A more intuitive way an induction head works:

I want to predict what the next token after (A) is. Did I also see (A) previously? Yes, I did see (A) before. What token came after (A) the last time I saw (A)? Last time, (B) came after (A). My best guess is to predict that the next token is (B)

This is why attention patterns of induction heads look like the graph below. Later tokens are paying attention to what similar tokens came before (“Have I seen (A) before?“) Then, the induction head goes to the instance of the same token that occurred before, and asks that token “What comes after you?“. These attention heads will be a diagonal shifted down, because a token pays attention to the token coming directly after it. Let the structure be (A1)(B1)…(A2) predict (B2). The minimal way of creating an induction head is to use K-composition with a previous token head, shifting the key vector forward by one token.

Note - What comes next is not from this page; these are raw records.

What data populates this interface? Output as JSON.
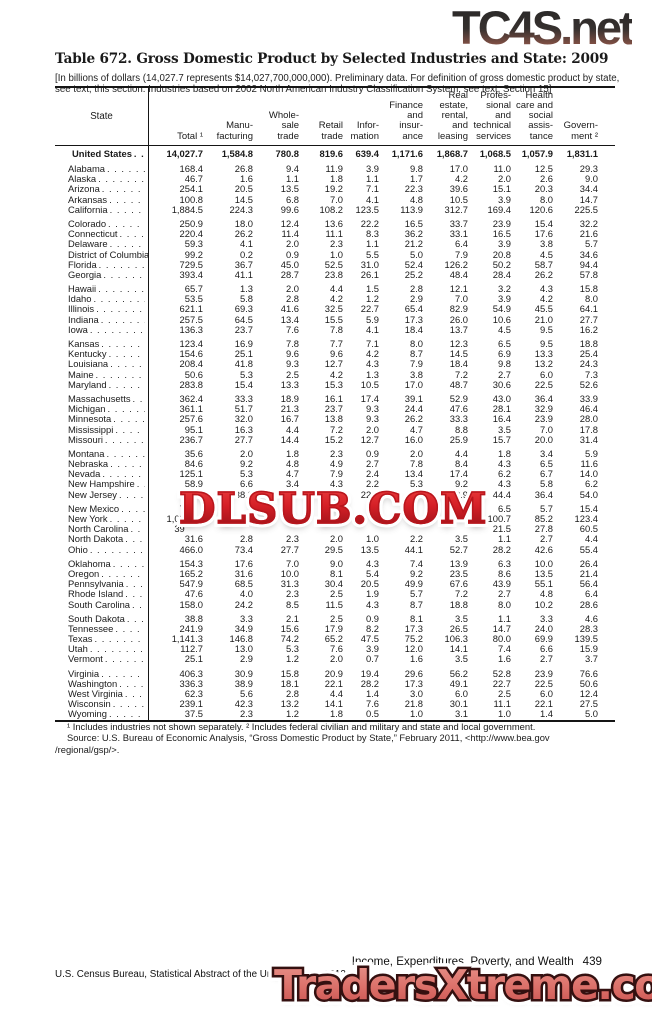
{
  "watermarks": {
    "top_right": "TC4S.net",
    "middle": "DLSUB.COM",
    "bottom": "TradersXtreme.com",
    "colors": {
      "tc4s_dark": "#2a2a2a",
      "tc4s_rust": "#8a574c",
      "dlsub_red": "#d41f26",
      "traders_salmon": "#db7069"
    }
  },
  "title": "Table 672. Gross Domestic Product by Selected Industries and State: 2009",
  "note": "[In billions of dollars (14,027.7 represents $14,027,700,000,000). Preliminary data. For definition of gross domestic product by state, see text, this section. Industries based on 2002 North American Industry Classification System; see text, Section 15]",
  "table": {
    "state_header": "State",
    "columns": [
      "Total ¹",
      "Manu-\nfacturing",
      "Whole-\nsale\ntrade",
      "Retail\ntrade",
      "Infor-\nmation",
      "Finance\nand\ninsur-\nance",
      "Real\nestate,\nrental,\nand\nleasing",
      "Profes-\nsional\nand\ntechnical\nservices",
      "Health\ncare and\nsocial\nassis-\ntance",
      "Govern-\nment ²"
    ],
    "us_row": {
      "name": "United States",
      "values": [
        "14,027.7",
        "1,584.8",
        "780.8",
        "819.6",
        "639.4",
        "1,171.6",
        "1,868.7",
        "1,068.5",
        "1,057.9",
        "1,831.1"
      ]
    },
    "groups": [
      [
        {
          "name": "Alabama",
          "values": [
            "168.4",
            "26.8",
            "9.4",
            "11.9",
            "3.9",
            "9.8",
            "17.0",
            "11.0",
            "12.5",
            "29.3"
          ]
        },
        {
          "name": "Alaska",
          "values": [
            "46.7",
            "1.6",
            "1.1",
            "1.8",
            "1.1",
            "1.7",
            "4.2",
            "2.0",
            "2.6",
            "9.0"
          ]
        },
        {
          "name": "Arizona",
          "values": [
            "254.1",
            "20.5",
            "13.5",
            "19.2",
            "7.1",
            "22.3",
            "39.6",
            "15.1",
            "20.3",
            "34.4"
          ]
        },
        {
          "name": "Arkansas",
          "values": [
            "100.8",
            "14.5",
            "6.8",
            "7.0",
            "4.1",
            "4.8",
            "10.5",
            "3.9",
            "8.0",
            "14.7"
          ]
        },
        {
          "name": "California",
          "values": [
            "1,884.5",
            "224.3",
            "99.6",
            "108.2",
            "123.5",
            "113.9",
            "312.7",
            "169.4",
            "120.6",
            "225.5"
          ]
        }
      ],
      [
        {
          "name": "Colorado",
          "values": [
            "250.9",
            "18.0",
            "12.4",
            "13.6",
            "22.2",
            "16.5",
            "33.7",
            "23.9",
            "15.4",
            "32.2"
          ]
        },
        {
          "name": "Connecticut",
          "values": [
            "220.4",
            "26.2",
            "11.4",
            "11.1",
            "8.3",
            "36.2",
            "33.1",
            "16.5",
            "17.6",
            "21.6"
          ]
        },
        {
          "name": "Delaware",
          "values": [
            "59.3",
            "4.1",
            "2.0",
            "2.3",
            "1.1",
            "21.2",
            "6.4",
            "3.9",
            "3.8",
            "5.7"
          ]
        },
        {
          "name": "District of Columbia",
          "values": [
            "99.2",
            "0.2",
            "0.9",
            "1.0",
            "5.5",
            "5.0",
            "7.9",
            "20.8",
            "4.5",
            "34.6"
          ]
        },
        {
          "name": "Florida",
          "values": [
            "729.5",
            "36.7",
            "45.0",
            "52.5",
            "31.0",
            "52.4",
            "126.2",
            "50.2",
            "58.7",
            "94.4"
          ]
        },
        {
          "name": "Georgia",
          "values": [
            "393.4",
            "41.1",
            "28.7",
            "23.8",
            "26.1",
            "25.2",
            "48.4",
            "28.4",
            "26.2",
            "57.8"
          ]
        }
      ],
      [
        {
          "name": "Hawaii",
          "values": [
            "65.7",
            "1.3",
            "2.0",
            "4.4",
            "1.5",
            "2.8",
            "12.1",
            "3.2",
            "4.3",
            "15.8"
          ]
        },
        {
          "name": "Idaho",
          "values": [
            "53.5",
            "5.8",
            "2.8",
            "4.2",
            "1.2",
            "2.9",
            "7.0",
            "3.9",
            "4.2",
            "8.0"
          ]
        },
        {
          "name": "Illinois",
          "values": [
            "621.1",
            "69.3",
            "41.6",
            "32.5",
            "22.7",
            "65.4",
            "82.9",
            "54.9",
            "45.5",
            "64.1"
          ]
        },
        {
          "name": "Indiana",
          "values": [
            "257.5",
            "64.5",
            "13.4",
            "15.5",
            "5.9",
            "17.3",
            "26.0",
            "10.6",
            "21.0",
            "27.7"
          ]
        },
        {
          "name": "Iowa",
          "values": [
            "136.3",
            "23.7",
            "7.6",
            "7.8",
            "4.1",
            "18.4",
            "13.7",
            "4.5",
            "9.5",
            "16.2"
          ]
        }
      ],
      [
        {
          "name": "Kansas",
          "values": [
            "123.4",
            "16.9",
            "7.8",
            "7.7",
            "7.1",
            "8.0",
            "12.3",
            "6.5",
            "9.5",
            "18.8"
          ]
        },
        {
          "name": "Kentucky",
          "values": [
            "154.6",
            "25.1",
            "9.6",
            "9.6",
            "4.2",
            "8.7",
            "14.5",
            "6.9",
            "13.3",
            "25.4"
          ]
        },
        {
          "name": "Louisiana",
          "values": [
            "208.4",
            "41.8",
            "9.3",
            "12.7",
            "4.3",
            "7.9",
            "18.4",
            "9.8",
            "13.2",
            "24.3"
          ]
        },
        {
          "name": "Maine",
          "values": [
            "50.6",
            "5.3",
            "2.5",
            "4.2",
            "1.3",
            "3.8",
            "7.2",
            "2.7",
            "6.0",
            "7.3"
          ]
        },
        {
          "name": "Maryland",
          "values": [
            "283.8",
            "15.4",
            "13.3",
            "15.3",
            "10.5",
            "17.0",
            "48.7",
            "30.6",
            "22.5",
            "52.6"
          ]
        }
      ],
      [
        {
          "name": "Massachusetts",
          "values": [
            "362.4",
            "33.3",
            "18.9",
            "16.1",
            "17.4",
            "39.1",
            "52.9",
            "43.0",
            "36.4",
            "33.9"
          ]
        },
        {
          "name": "Michigan",
          "values": [
            "361.1",
            "51.7",
            "21.3",
            "23.7",
            "9.3",
            "24.4",
            "47.6",
            "28.1",
            "32.9",
            "46.4"
          ]
        },
        {
          "name": "Minnesota",
          "values": [
            "257.6",
            "32.0",
            "16.7",
            "13.8",
            "9.3",
            "26.2",
            "33.3",
            "16.4",
            "23.9",
            "28.0"
          ]
        },
        {
          "name": "Mississippi",
          "values": [
            "95.1",
            "16.3",
            "4.4",
            "7.2",
            "2.0",
            "4.7",
            "8.8",
            "3.5",
            "7.0",
            "17.8"
          ]
        },
        {
          "name": "Missouri",
          "values": [
            "236.7",
            "27.7",
            "14.4",
            "15.2",
            "12.7",
            "16.0",
            "25.9",
            "15.7",
            "20.0",
            "31.4"
          ]
        }
      ],
      [
        {
          "name": "Montana",
          "values": [
            "35.6",
            "2.0",
            "1.8",
            "2.3",
            "0.9",
            "2.0",
            "4.4",
            "1.8",
            "3.4",
            "5.9"
          ]
        },
        {
          "name": "Nebraska",
          "values": [
            "84.6",
            "9.2",
            "4.8",
            "4.9",
            "2.7",
            "7.8",
            "8.4",
            "4.3",
            "6.5",
            "11.6"
          ]
        },
        {
          "name": "Nevada",
          "values": [
            "125.1",
            "5.3",
            "4.7",
            "7.9",
            "2.4",
            "13.4",
            "17.4",
            "6.2",
            "6.7",
            "14.0"
          ]
        },
        {
          "name": "New Hampshire",
          "values": [
            "58.9",
            "6.6",
            "3.4",
            "4.3",
            "2.2",
            "5.3",
            "9.2",
            "4.3",
            "5.8",
            "6.2"
          ]
        },
        {
          "name": "New Jersey",
          "values": [
            "478.4",
            "38.8",
            "35.3",
            "27.7",
            "22.3",
            "42.0",
            "83.9",
            "44.4",
            "36.4",
            "54.0"
          ]
        }
      ],
      [
        {
          "name": "New Mexico",
          "values": [
            "7       ",
            "",
            "",
            "",
            "",
            "",
            "",
            "6.5",
            "5.7",
            "15.4"
          ]
        },
        {
          "name": "New York",
          "values": [
            "1,08       ",
            "",
            "",
            "",
            "",
            "",
            "",
            "100.7",
            "85.2",
            "123.4"
          ]
        },
        {
          "name": "North Carolina",
          "values": [
            "39       ",
            "",
            "",
            "",
            "",
            "",
            "",
            "21.5",
            "27.8",
            "60.5"
          ]
        },
        {
          "name": "North Dakota",
          "values": [
            "31.6",
            "2.8",
            "2.3",
            "2.0",
            "1.0",
            "2.2",
            "3.5",
            "1.1",
            "2.7",
            "4.4"
          ]
        },
        {
          "name": "Ohio",
          "values": [
            "466.0",
            "73.4",
            "27.7",
            "29.5",
            "13.5",
            "44.1",
            "52.7",
            "28.2",
            "42.6",
            "55.4"
          ]
        }
      ],
      [
        {
          "name": "Oklahoma",
          "values": [
            "154.3",
            "17.6",
            "7.0",
            "9.0",
            "4.3",
            "7.4",
            "13.9",
            "6.3",
            "10.0",
            "26.4"
          ]
        },
        {
          "name": "Oregon",
          "values": [
            "165.2",
            "31.6",
            "10.0",
            "8.1",
            "5.4",
            "9.2",
            "23.5",
            "8.6",
            "13.5",
            "21.4"
          ]
        },
        {
          "name": "Pennsylvania",
          "values": [
            "547.9",
            "68.5",
            "31.3",
            "30.4",
            "20.5",
            "49.9",
            "67.6",
            "43.9",
            "55.1",
            "56.4"
          ]
        },
        {
          "name": "Rhode Island",
          "values": [
            "47.6",
            "4.0",
            "2.3",
            "2.5",
            "1.9",
            "5.7",
            "7.2",
            "2.7",
            "4.8",
            "6.4"
          ]
        },
        {
          "name": "South Carolina",
          "values": [
            "158.0",
            "24.2",
            "8.5",
            "11.5",
            "4.3",
            "8.7",
            "18.8",
            "8.0",
            "10.2",
            "28.6"
          ]
        }
      ],
      [
        {
          "name": "South Dakota",
          "values": [
            "38.8",
            "3.3",
            "2.1",
            "2.5",
            "0.9",
            "8.1",
            "3.5",
            "1.1",
            "3.3",
            "4.6"
          ]
        },
        {
          "name": "Tennessee",
          "values": [
            "241.9",
            "34.9",
            "15.6",
            "17.9",
            "8.2",
            "17.3",
            "26.5",
            "14.7",
            "24.0",
            "28.3"
          ]
        },
        {
          "name": "Texas",
          "values": [
            "1,141.3",
            "146.8",
            "74.2",
            "65.2",
            "47.5",
            "75.2",
            "106.3",
            "80.0",
            "69.9",
            "139.5"
          ]
        },
        {
          "name": "Utah",
          "values": [
            "112.7",
            "13.0",
            "5.3",
            "7.6",
            "3.9",
            "12.0",
            "14.1",
            "7.4",
            "6.6",
            "15.9"
          ]
        },
        {
          "name": "Vermont",
          "values": [
            "25.1",
            "2.9",
            "1.2",
            "2.0",
            "0.7",
            "1.6",
            "3.5",
            "1.6",
            "2.7",
            "3.7"
          ]
        }
      ],
      [
        {
          "name": "Virginia",
          "values": [
            "406.3",
            "30.9",
            "15.8",
            "20.9",
            "19.4",
            "29.6",
            "56.2",
            "52.8",
            "23.9",
            "76.6"
          ]
        },
        {
          "name": "Washington",
          "values": [
            "336.3",
            "38.9",
            "18.1",
            "22.1",
            "28.2",
            "17.3",
            "49.1",
            "22.7",
            "22.5",
            "50.6"
          ]
        },
        {
          "name": "West Virginia",
          "values": [
            "62.3",
            "5.6",
            "2.8",
            "4.4",
            "1.4",
            "3.0",
            "6.0",
            "2.5",
            "6.0",
            "12.4"
          ]
        },
        {
          "name": "Wisconsin",
          "values": [
            "239.1",
            "42.3",
            "13.2",
            "14.1",
            "7.6",
            "21.8",
            "30.1",
            "11.1",
            "22.1",
            "27.5"
          ]
        },
        {
          "name": "Wyoming",
          "values": [
            "37.5",
            "2.3",
            "1.2",
            "1.8",
            "0.5",
            "1.0",
            "3.1",
            "1.0",
            "1.4",
            "5.0"
          ]
        }
      ]
    ]
  },
  "footnotes": [
    "¹ Includes industries not shown separately. ² Includes federal civilian and military and state and local government.",
    "Source: U.S. Bureau of Economic Analysis, “Gross Domestic Product by State,” February 2011, <http://www.bea.gov",
    "/regional/gsp/>."
  ],
  "footer": {
    "section": "Income, Expenditures, Poverty, and Wealth",
    "page": "439",
    "left": "U.S. Census Bureau, Statistical Abstract of the United States: 2012"
  }
}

(A2) uses the induction head and sends a query back to (A1), asking whether another instance of the token A has occurred. (A1)‘s key to (A2) says, “I can tell you that I occurred here before and I am the same token as you. I can answer your query”.

(A1) then uses the “next token” head and queries, “what token comes after me?” (B1) responds to the query: “I can answer your query.” (B1) sends the value back and tells (A1) that (B1) is the token after (A1). (A1) takes this information and sends it to (A2), telling (A2) that (B1) comes after (A1).

(A2) uses this information to predict (B2) through the logit effect.

The OV circuit should have a “copying” effect, and the QK circuit should be Id * A^h-1 * W, since W matches cases where the tokens are the same for attention scores for the previous token.